Cohen was also concerned (and justifiably so, according to the internal documents of the Eisenhower administration) over a loss of American aid to Israel and the prospect that the tax-deductible status of American Jewish contributions to Israel would be eliminated. He preferred to provide a half-truth over total fabrication. He knew that Jerusalem architect Rudolf Trostler was planning industrial facilities in development towns in the Negev, including “Dimona Fibers” near the beginning of the Dimona-Eilat highway. “It’s a textile factory,” Cohen told the ambassador, winging it.
And while Israel was consumed with political scandal in the so-called [false flag] “Lavon Affair” and a threat of a schism in the ruling Mapai party, (predecessor to today’s Labor Party) Israel’s ambassador in Washington Avraham Harman attempted to promote a “calming” version of the Dimona project before the Kennedy administration. It was nothing but “a simple story,” Harman attempted to persuade Assistant Secretary of State Lewis Jones in February 1961, about two months after the project was uncovered. There is plenty of time and no plutonium, Harman told Jones, seeking to convince him that no reactor would be operating for at least two years. The Israelis, Harman said, could not conceive why there should be continuing interest in Dimona in the United States or anywhere else.
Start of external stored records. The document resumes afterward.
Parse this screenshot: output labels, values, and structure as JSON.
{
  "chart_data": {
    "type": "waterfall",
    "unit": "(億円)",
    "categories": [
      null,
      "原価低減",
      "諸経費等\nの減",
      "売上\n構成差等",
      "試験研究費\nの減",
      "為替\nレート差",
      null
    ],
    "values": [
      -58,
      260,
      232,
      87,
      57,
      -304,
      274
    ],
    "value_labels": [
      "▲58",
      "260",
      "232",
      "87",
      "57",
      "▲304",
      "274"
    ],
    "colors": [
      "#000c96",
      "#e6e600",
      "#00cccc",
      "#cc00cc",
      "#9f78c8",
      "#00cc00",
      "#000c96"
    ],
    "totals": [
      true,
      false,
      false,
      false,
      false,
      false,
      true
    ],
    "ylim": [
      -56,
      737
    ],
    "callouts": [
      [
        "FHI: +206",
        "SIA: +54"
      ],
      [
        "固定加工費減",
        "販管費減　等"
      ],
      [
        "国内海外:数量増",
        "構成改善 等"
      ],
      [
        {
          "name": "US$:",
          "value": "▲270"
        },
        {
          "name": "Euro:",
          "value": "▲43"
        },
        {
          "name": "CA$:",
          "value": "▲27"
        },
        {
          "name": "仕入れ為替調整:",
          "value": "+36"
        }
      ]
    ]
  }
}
In addition to the memorandum of the conversation, the official papers include a summary of the position of the U.S. Joint Chiefs of Staff after the power of the Shah of Iran was undermined. Iran was a weak link in Western defense, the new defense secretary Robert McNamara was informed, and the Shah’s regime was problematic. Any alternative to the Shah seemed worse from the standpoint of American interests, but a readiness was required to shift from support for the Shah if he was on the verge of being overthrown. That, essentially, is what the Carter administration did in the late 1970s, in the face of the revolution led by Ayatollah Ruhollah Khomeini.